Manado, 6 Januari 2026 — Pengawasan rutin yang dilakukan Polsek Kawasan Bandara Sam Ratulangi Manado kembali membuahkan hasil dengan mencegah keberangkatan tiga perempuan asal Minahasa yang terindikasi sebagai Calon Pekerja Migran Indonesia (CPMI) nonprosedural.
Pencegahan ini dipimpin oleh Kapolsek Kawasan Bandara Sam Ratulangi Manado, Iptu Masry, S.Sos, bersama Kanit Reskrim Aiptu Sandy Pratama Panelewen, S.E. Kejelian petugas lapangan Bripka Antonius Sangkay dalam mencermati pola dan modus keberangkatan menjadi kunci terungkapnya rencana perjalanan yang tidak melalui prosedur resmi penempatan PMI.
Dari hasil pemeriksaan, diketahui bahwa ketiga calon CPMI berinisial M.A.P (24), Y.K (21), dan C.S (20) tidak dilengkapi kontrak kerja maupun dokumen penempatan yang sah, serta diarahkan menuju kawasan Asia Tenggara dengan sektor pekerjaan yang berisiko.

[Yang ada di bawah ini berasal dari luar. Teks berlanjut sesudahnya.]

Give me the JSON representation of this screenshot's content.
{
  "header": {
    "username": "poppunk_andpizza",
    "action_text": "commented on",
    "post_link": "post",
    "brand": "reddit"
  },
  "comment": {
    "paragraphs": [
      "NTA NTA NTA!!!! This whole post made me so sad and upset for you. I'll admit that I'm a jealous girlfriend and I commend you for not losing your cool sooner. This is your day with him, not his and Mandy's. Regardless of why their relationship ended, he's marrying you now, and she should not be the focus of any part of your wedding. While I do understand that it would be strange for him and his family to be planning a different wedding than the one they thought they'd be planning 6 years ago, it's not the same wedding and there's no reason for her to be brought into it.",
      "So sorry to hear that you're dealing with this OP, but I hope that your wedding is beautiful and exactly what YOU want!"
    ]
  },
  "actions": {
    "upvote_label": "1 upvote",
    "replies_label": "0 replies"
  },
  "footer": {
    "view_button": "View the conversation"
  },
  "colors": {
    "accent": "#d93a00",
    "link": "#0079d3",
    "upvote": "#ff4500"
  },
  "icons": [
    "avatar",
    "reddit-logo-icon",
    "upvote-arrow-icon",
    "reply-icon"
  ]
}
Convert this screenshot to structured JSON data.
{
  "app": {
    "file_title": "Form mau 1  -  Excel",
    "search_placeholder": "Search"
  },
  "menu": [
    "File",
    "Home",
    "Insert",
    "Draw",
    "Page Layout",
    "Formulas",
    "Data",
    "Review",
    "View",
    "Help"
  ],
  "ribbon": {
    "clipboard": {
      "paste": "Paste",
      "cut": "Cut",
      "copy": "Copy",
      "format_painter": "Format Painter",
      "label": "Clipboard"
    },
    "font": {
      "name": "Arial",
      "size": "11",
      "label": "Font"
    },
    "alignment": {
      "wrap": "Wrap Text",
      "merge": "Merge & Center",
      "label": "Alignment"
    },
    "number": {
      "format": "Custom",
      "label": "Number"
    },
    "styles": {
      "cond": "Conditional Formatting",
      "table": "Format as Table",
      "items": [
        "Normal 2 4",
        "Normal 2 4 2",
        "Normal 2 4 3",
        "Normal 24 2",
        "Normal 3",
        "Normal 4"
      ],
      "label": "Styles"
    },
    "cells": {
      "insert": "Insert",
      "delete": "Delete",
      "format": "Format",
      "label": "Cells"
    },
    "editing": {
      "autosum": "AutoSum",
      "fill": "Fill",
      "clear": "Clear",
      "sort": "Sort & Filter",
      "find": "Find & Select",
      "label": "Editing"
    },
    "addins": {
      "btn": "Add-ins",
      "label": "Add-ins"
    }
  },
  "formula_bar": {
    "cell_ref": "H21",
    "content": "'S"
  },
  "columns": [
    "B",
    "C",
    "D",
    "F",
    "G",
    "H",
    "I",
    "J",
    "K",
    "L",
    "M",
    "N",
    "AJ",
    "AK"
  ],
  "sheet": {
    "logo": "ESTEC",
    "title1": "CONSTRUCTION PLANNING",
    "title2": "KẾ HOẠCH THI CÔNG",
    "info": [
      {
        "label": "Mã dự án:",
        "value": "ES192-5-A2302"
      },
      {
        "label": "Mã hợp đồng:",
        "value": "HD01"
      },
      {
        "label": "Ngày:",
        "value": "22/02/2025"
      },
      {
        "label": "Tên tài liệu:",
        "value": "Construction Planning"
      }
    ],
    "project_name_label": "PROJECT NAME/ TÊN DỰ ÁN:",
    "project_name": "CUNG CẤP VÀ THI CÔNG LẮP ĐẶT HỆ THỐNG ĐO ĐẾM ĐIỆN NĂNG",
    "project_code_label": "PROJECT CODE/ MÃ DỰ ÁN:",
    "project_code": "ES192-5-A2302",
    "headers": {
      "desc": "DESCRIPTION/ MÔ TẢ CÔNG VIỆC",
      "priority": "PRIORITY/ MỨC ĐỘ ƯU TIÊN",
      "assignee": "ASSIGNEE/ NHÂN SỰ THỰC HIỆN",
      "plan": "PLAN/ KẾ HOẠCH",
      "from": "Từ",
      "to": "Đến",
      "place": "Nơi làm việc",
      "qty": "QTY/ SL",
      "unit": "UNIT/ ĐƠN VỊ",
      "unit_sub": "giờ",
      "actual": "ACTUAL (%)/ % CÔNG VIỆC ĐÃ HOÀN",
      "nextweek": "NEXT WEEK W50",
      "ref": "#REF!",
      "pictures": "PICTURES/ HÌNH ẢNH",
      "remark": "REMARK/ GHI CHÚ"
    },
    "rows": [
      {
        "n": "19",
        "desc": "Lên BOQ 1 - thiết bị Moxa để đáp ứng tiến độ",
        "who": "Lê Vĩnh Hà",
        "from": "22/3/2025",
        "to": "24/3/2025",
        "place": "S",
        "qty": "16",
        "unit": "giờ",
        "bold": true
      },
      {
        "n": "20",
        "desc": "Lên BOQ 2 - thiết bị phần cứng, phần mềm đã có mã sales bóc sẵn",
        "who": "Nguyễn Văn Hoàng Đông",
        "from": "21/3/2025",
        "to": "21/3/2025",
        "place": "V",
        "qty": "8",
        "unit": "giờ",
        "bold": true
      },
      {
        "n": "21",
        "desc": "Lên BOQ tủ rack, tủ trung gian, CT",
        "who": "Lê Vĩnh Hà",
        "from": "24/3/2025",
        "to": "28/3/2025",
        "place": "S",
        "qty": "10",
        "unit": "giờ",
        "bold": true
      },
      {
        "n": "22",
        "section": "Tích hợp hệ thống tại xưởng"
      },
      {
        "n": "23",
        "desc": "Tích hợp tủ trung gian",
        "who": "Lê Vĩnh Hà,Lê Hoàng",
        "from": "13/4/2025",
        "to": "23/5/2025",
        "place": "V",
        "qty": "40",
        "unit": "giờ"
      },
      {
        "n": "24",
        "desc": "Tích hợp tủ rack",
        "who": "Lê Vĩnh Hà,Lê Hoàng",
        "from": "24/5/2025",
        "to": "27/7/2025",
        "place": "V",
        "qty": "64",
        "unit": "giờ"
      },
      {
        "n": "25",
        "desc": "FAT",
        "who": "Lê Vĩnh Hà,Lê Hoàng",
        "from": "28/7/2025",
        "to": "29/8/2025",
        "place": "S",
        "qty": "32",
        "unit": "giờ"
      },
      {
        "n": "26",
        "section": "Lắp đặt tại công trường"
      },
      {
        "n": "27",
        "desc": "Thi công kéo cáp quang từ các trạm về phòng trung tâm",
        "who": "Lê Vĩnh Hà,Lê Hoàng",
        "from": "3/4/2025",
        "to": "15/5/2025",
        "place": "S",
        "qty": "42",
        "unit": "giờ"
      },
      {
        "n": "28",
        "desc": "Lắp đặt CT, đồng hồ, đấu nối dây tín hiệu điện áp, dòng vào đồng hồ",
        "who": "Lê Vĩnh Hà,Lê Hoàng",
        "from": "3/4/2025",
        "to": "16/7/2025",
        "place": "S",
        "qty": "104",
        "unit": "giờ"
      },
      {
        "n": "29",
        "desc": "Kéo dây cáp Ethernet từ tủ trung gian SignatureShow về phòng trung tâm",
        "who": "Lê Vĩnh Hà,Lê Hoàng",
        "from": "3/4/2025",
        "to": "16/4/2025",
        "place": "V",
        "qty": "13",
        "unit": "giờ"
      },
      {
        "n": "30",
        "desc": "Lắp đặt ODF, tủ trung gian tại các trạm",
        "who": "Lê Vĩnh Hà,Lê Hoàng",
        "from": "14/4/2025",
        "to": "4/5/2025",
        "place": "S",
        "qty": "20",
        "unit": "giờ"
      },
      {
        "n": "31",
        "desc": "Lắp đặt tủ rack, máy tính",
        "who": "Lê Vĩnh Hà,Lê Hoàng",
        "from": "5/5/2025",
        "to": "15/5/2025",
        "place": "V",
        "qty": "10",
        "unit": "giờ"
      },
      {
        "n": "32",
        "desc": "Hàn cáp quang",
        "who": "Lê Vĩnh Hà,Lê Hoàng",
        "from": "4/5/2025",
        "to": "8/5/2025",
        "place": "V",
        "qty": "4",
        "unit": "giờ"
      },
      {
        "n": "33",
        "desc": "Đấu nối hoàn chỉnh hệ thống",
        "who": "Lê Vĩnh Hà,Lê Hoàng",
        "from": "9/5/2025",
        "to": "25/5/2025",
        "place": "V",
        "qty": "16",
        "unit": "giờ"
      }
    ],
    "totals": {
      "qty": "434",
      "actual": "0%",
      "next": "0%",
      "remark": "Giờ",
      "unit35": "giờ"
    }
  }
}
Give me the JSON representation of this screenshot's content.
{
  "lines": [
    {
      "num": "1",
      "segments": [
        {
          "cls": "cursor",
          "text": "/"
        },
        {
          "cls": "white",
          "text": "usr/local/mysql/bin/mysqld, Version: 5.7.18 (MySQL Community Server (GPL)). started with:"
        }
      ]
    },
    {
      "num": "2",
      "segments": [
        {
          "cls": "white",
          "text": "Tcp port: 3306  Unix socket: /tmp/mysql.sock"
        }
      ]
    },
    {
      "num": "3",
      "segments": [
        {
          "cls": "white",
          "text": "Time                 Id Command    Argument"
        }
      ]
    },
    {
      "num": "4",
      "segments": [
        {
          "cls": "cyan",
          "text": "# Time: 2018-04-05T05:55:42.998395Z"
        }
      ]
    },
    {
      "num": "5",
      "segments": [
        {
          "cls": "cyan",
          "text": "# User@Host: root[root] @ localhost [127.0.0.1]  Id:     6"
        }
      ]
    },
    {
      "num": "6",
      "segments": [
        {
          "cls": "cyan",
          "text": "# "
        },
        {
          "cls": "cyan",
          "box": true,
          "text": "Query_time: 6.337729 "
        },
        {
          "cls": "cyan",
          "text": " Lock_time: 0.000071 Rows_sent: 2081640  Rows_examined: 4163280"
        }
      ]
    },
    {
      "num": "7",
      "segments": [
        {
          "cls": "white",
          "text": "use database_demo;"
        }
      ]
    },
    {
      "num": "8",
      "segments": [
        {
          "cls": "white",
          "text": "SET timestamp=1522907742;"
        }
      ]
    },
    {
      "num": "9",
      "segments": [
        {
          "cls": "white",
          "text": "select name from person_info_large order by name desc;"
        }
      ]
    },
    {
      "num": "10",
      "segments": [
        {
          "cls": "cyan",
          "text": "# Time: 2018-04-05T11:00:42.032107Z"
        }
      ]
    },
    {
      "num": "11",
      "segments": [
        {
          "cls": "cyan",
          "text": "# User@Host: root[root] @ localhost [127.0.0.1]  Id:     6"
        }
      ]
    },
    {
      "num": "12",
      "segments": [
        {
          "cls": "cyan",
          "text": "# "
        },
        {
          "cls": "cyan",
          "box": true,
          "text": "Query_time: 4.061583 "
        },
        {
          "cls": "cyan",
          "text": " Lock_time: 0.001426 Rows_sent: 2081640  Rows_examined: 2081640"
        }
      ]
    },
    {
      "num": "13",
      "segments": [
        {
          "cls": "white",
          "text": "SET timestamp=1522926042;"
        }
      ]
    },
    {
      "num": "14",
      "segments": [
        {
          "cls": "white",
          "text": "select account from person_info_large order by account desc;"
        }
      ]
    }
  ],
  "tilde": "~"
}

Sebagai langkah perlindungan, para calon CPMI diberikan edukasi dan pendampingan, kemudian diserahkan kepada BP3MI Sulawesi Utara, dengan dukungan Yayasan Kasih Yang Utama (YKYU) dan Komunitas Lingkungan Peduli TPPO Sulut sebagai mitra Satgas TPPO.
Upaya ini merupakan bagian dari komitmen Polri dalam melindungi masyarakat serta menegaskan pentingnya peran petugas lapangan sebagai garda terdepan pencegahan CPMI nonprosedural.